About the Author:
Catherine Cookson lived in Northumberland, England, the setting of many of her international bestsellers. Born in Tyne Dock, she was the illegitimate daughter of an impoverished woman, Kate, whom she was raised to believe was her older sister. She began to work in the civil service but eventually moved south to Hastings, where she met and married a local grammar school master.

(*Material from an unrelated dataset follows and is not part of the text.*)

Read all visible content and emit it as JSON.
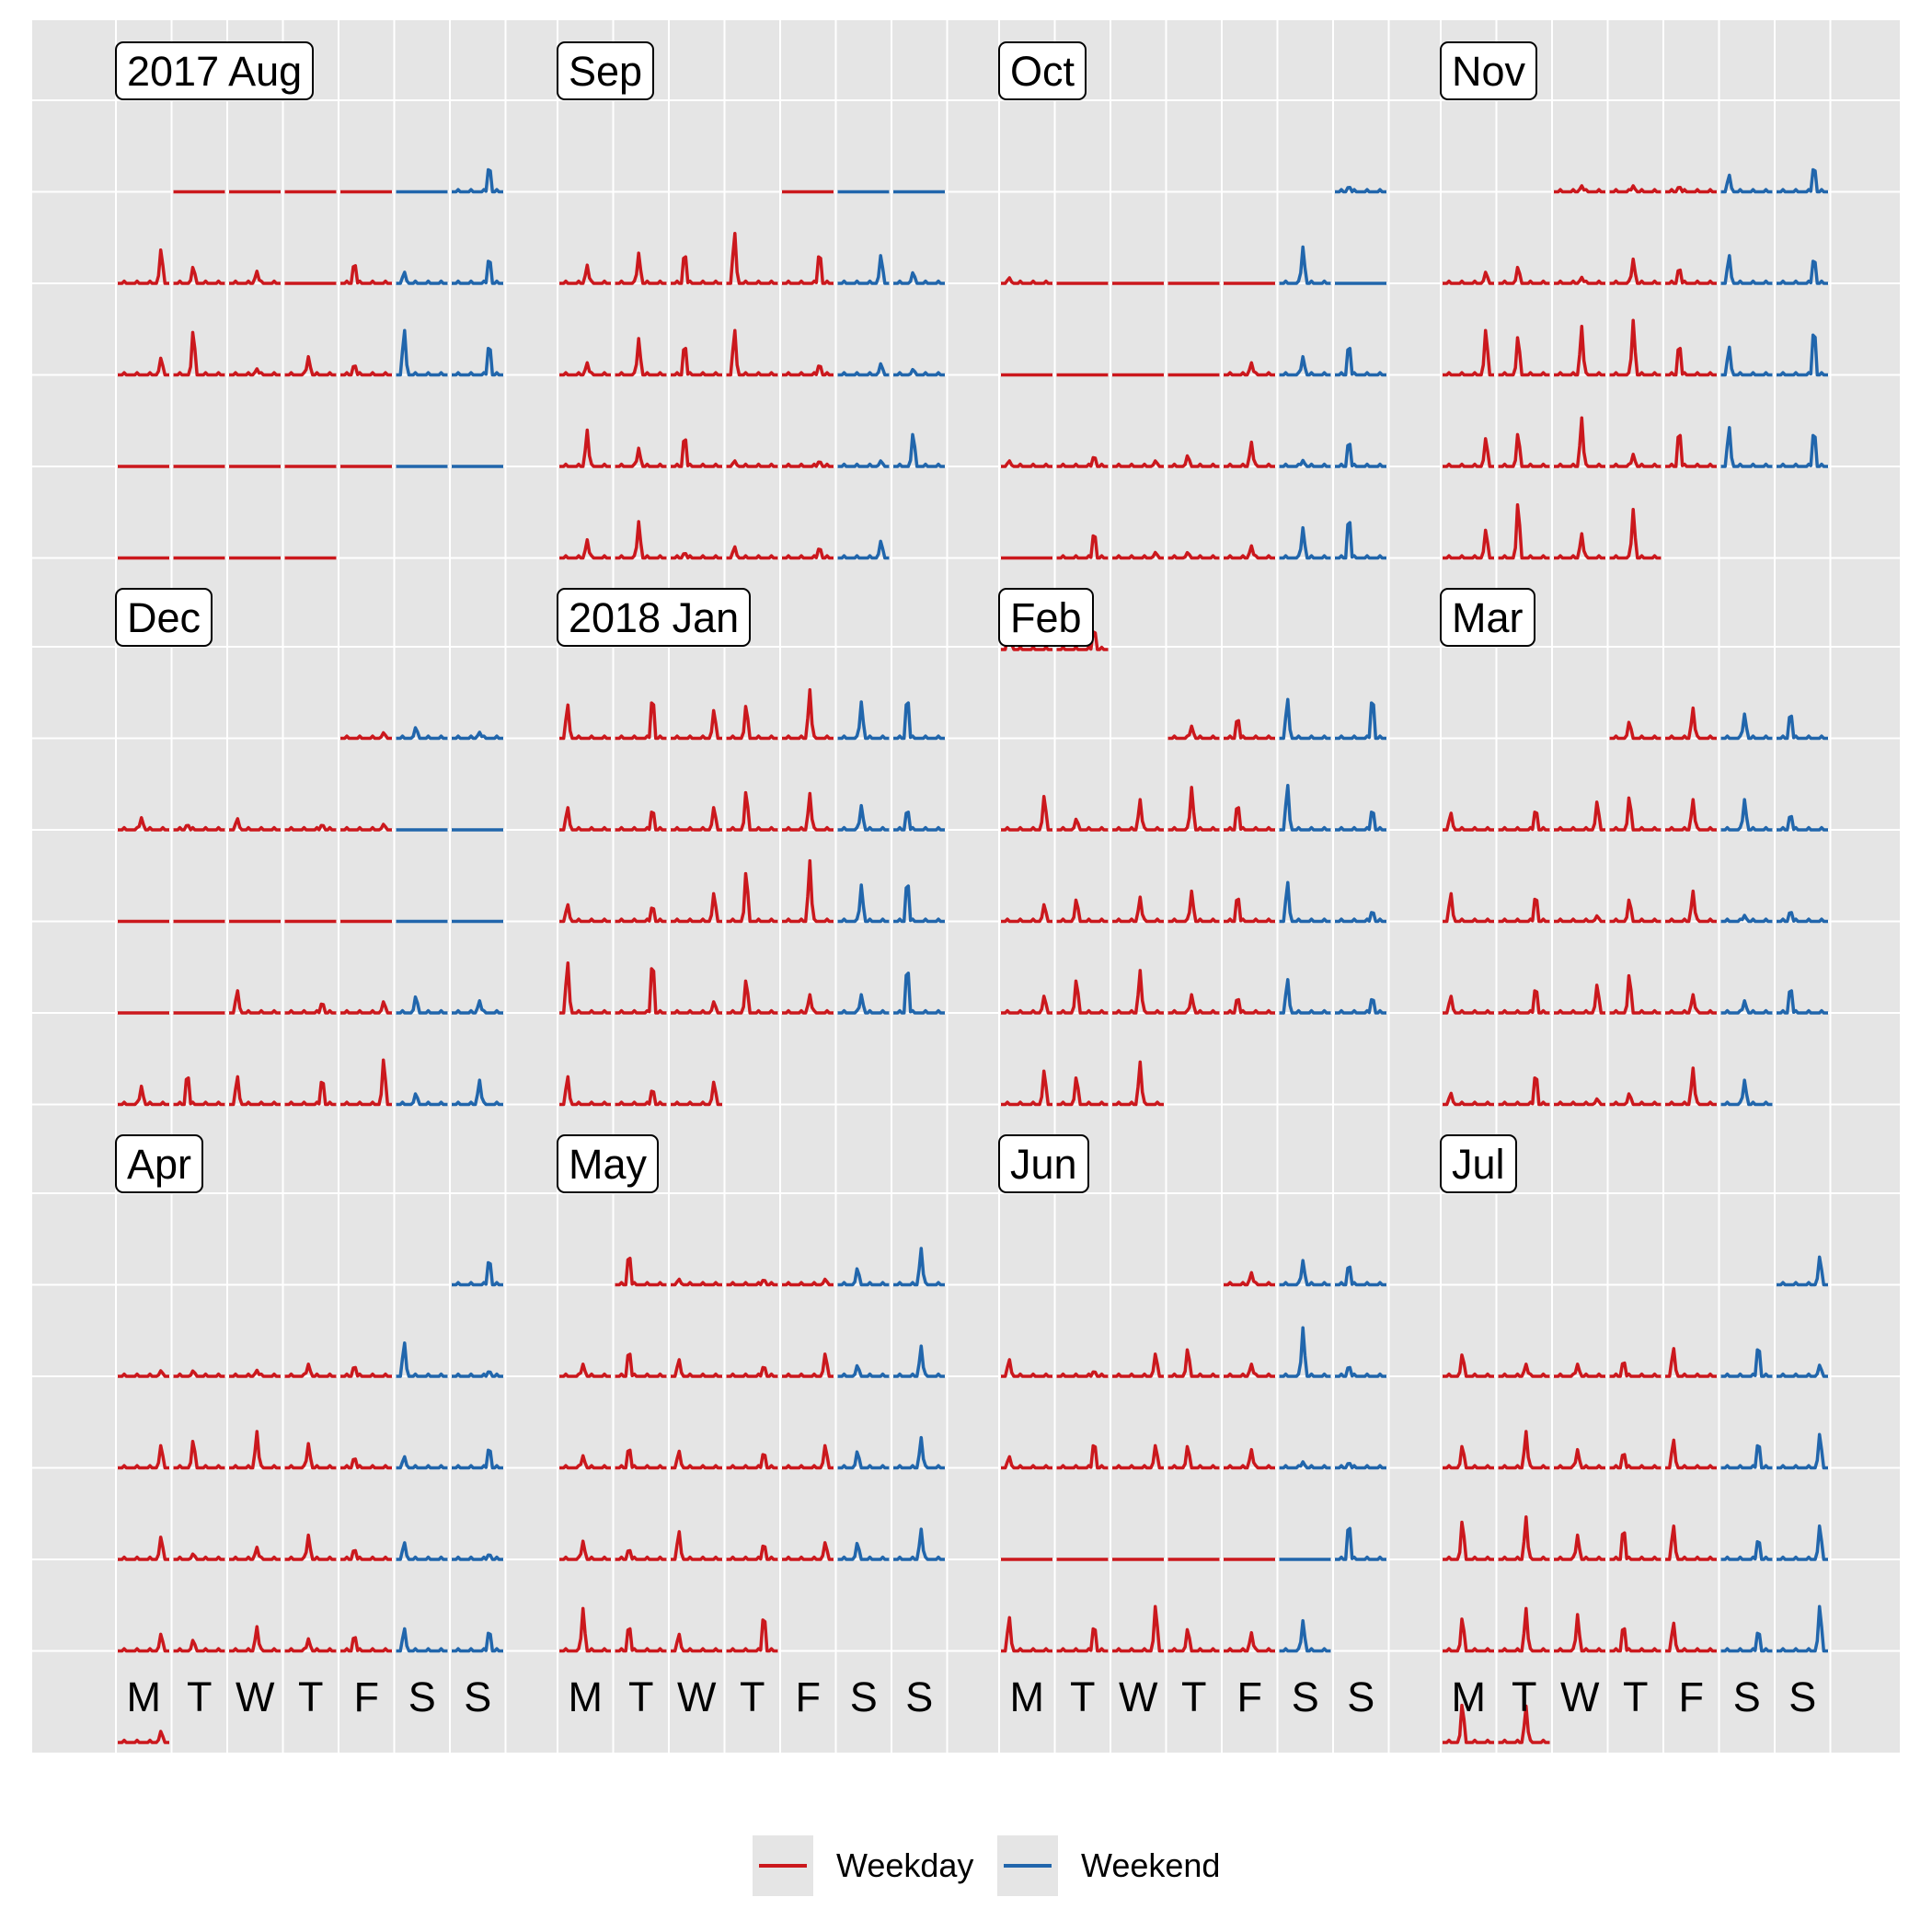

Although she was originally acclaimed as a regional writer, in 1968 her novel The Round Tower won the Winifred Holtby Award, her readership quickly spread worldwide, and her many bestselling novels established her as one of the most popular contemporary authors. After receiving an OBE in 1985, Catherine Cookson was made a Dame of the British Empire in 1993. She died shortly before her ninety-second birthday, in June 1998, having completed 104 works.
From Publishers Weekly:
The latest from Cookson ( The Love Child ; The Bailey Chronicles ) is a perfunctorily plotted novel of tragedy and romance. After his father's death in 1926, five-year-old Joe Jebeau and his tyrannical mother, Ellen, move to his uncle Arthur's estate in northern England. As the years pass, Ellen becomes the mistress of the house, a position she plans to retain by any means necessary. By the onset of WW II, her greedy scheming has landed her son a title and an estate, but at the cost of the lives of the people he loves most. To escape his mother's madness, Joe joins the war effort, hiding behind the uniform of a common corporal and trying to bury his pain. When he believes himself betrayed by the woman he has loved since childhood, he sinks even deeper into despair. It takes plain but wise Maggie LeMan and her outspoken, down-to-earth aunt to break through the barrier Joe has constructed and teach him how to see the truth. Many of the story's emotional developments seem forced, especially Joe's agonizing and his eventual discovery of his feelings for Maggie. Cookson's contrived characterizations never fully engage her reader. Literary Guild and Doubleday Book Club alternates.